The M4 highway (Drumul național M4) is a road in Transnistria, Moldova. It runs from the south to the north, being 178 km long, and links the Transnistrian capital of Tiraspol with Rîbnița via Dubăsari, reaching the border with Ukraine at Hristovaia, where it merges with the Ukrainian local road T0225. Running along the left bank of the Dniester for most of its length, it is the only road with magistral road status that does not start nor pass through the Moldovan capital of Chișinău.

==Route description==
It begins in the Tiraspol city centre, branching off the republican road R26. Heading north, it reaches the junction with the M5 highway, which runs between the border with Ukraine (east, towards the port city of Odesa) and Chișinău in the west. The road then crosses around the area of Grigoriopol before reaching the M1 highway south of the city of Dubăsari.

The road continues to head north to Sănătăuca, where it stops following the Dniester, via Rîbnița, where it reaches republican road R13, towards Bălți.
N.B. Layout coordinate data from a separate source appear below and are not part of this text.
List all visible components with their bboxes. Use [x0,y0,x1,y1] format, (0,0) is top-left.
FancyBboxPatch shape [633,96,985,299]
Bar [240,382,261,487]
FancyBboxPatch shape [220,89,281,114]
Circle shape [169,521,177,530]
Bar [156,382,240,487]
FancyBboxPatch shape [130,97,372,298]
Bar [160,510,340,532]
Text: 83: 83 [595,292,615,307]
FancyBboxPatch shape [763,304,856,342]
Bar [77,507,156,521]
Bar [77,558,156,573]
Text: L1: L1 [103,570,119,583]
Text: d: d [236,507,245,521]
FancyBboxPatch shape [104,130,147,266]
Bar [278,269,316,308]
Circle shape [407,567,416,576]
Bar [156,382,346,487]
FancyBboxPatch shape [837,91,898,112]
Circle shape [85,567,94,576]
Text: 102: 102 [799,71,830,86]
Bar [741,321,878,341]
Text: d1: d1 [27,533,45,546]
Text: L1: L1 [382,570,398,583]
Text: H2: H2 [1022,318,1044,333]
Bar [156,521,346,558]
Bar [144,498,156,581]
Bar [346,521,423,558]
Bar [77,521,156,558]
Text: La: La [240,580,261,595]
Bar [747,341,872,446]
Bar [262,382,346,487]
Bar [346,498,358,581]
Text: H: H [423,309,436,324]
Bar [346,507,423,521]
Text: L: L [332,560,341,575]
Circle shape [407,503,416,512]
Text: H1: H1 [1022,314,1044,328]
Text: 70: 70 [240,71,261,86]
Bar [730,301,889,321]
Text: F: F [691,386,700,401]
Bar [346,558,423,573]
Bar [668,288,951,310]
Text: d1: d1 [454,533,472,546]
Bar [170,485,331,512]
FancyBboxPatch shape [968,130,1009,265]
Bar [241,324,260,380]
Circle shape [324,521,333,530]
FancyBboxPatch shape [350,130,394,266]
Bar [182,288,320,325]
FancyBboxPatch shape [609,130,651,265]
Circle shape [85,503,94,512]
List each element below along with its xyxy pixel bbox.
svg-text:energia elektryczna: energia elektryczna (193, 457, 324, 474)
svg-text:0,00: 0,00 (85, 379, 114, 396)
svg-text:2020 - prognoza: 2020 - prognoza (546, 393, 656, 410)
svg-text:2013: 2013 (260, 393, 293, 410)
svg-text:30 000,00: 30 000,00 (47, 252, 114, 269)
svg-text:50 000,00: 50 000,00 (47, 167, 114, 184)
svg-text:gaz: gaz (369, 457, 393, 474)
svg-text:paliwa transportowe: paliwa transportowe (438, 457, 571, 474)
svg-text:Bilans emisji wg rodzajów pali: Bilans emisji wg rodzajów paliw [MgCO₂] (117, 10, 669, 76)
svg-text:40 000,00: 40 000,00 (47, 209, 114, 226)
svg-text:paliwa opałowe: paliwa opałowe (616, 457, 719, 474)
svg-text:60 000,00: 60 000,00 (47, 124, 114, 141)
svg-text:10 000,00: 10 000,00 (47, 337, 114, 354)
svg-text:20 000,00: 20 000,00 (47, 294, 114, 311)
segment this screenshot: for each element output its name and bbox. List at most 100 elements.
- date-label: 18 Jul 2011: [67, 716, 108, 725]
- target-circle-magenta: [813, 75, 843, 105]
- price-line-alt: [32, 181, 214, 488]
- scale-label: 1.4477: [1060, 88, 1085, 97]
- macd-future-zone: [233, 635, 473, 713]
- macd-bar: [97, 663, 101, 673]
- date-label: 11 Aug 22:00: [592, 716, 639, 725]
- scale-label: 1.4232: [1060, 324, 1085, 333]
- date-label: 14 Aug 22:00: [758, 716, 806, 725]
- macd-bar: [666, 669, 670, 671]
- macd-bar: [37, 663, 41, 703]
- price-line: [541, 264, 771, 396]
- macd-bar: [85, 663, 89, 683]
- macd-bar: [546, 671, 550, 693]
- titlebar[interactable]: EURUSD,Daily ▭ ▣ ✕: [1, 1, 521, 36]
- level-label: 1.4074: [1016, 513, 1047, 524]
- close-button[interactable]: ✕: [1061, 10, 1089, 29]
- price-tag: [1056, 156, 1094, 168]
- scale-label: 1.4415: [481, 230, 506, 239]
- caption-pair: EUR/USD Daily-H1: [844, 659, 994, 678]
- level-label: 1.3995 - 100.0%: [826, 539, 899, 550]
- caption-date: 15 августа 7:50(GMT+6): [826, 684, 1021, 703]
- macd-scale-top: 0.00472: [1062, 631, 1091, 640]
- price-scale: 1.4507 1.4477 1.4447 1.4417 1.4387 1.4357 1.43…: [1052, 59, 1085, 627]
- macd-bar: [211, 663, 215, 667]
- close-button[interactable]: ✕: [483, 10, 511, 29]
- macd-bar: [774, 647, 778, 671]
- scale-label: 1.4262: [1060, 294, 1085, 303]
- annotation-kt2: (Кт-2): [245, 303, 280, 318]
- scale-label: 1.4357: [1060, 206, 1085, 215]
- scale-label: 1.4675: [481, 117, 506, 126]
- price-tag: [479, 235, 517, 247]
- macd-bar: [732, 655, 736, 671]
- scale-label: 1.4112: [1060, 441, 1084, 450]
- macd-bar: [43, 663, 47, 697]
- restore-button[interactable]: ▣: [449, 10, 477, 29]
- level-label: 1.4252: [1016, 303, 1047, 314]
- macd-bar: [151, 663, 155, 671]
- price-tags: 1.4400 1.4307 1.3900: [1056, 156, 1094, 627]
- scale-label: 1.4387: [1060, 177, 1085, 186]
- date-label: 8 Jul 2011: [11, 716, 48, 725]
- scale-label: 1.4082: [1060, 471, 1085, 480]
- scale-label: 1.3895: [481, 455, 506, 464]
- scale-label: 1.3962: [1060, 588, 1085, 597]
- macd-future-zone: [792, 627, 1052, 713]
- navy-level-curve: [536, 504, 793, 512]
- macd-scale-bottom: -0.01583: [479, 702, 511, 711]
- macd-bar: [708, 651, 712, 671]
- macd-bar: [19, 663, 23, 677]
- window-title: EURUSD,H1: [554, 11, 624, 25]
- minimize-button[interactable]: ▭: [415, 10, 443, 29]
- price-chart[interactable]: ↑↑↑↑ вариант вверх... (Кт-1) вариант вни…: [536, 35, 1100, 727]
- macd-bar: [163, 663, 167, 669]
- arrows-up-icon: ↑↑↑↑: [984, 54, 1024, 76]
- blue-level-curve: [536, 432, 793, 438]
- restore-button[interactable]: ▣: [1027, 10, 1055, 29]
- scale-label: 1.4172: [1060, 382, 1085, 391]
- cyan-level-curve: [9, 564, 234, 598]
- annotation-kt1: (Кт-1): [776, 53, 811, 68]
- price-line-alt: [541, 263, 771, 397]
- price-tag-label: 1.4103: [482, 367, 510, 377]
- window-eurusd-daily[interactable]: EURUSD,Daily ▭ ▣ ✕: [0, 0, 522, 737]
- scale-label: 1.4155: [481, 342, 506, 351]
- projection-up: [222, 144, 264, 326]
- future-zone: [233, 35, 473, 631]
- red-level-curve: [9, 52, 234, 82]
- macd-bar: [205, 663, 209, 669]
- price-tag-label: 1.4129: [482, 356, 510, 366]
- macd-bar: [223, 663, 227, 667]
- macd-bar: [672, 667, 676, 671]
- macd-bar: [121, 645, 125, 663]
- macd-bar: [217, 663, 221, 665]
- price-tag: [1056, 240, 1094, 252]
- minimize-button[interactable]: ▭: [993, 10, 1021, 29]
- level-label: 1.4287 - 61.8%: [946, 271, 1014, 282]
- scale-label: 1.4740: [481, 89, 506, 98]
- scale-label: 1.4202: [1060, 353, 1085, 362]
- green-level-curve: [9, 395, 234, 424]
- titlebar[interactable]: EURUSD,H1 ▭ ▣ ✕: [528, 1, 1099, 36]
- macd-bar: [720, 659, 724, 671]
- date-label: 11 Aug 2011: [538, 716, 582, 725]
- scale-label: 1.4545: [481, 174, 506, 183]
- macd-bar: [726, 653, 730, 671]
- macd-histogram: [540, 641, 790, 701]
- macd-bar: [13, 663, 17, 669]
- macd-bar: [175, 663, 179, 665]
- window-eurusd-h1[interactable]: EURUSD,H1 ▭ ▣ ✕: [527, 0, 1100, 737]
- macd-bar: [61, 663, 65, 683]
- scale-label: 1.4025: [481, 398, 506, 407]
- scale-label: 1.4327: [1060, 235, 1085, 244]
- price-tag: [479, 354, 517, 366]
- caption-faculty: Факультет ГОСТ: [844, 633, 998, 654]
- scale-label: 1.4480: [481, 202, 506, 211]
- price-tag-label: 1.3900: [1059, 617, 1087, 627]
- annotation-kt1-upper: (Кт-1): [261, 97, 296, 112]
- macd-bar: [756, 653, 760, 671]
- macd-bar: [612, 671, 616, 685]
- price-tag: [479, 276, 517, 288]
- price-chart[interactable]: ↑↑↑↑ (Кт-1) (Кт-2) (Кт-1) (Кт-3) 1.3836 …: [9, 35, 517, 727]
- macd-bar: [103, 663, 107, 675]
The road then reaches the border with Ukraine at Hristovaia, continuing as T0225 on the Ukrainian side.

The road is controlled in its entirety by the government of the unrecognized state of Transnistria, as the road primarily crosses through Transnistrian territory. However, near the city of Dubăsari, it crosses the de facto border between Moldova (Dubăsari District) and Transnistria on several occasions.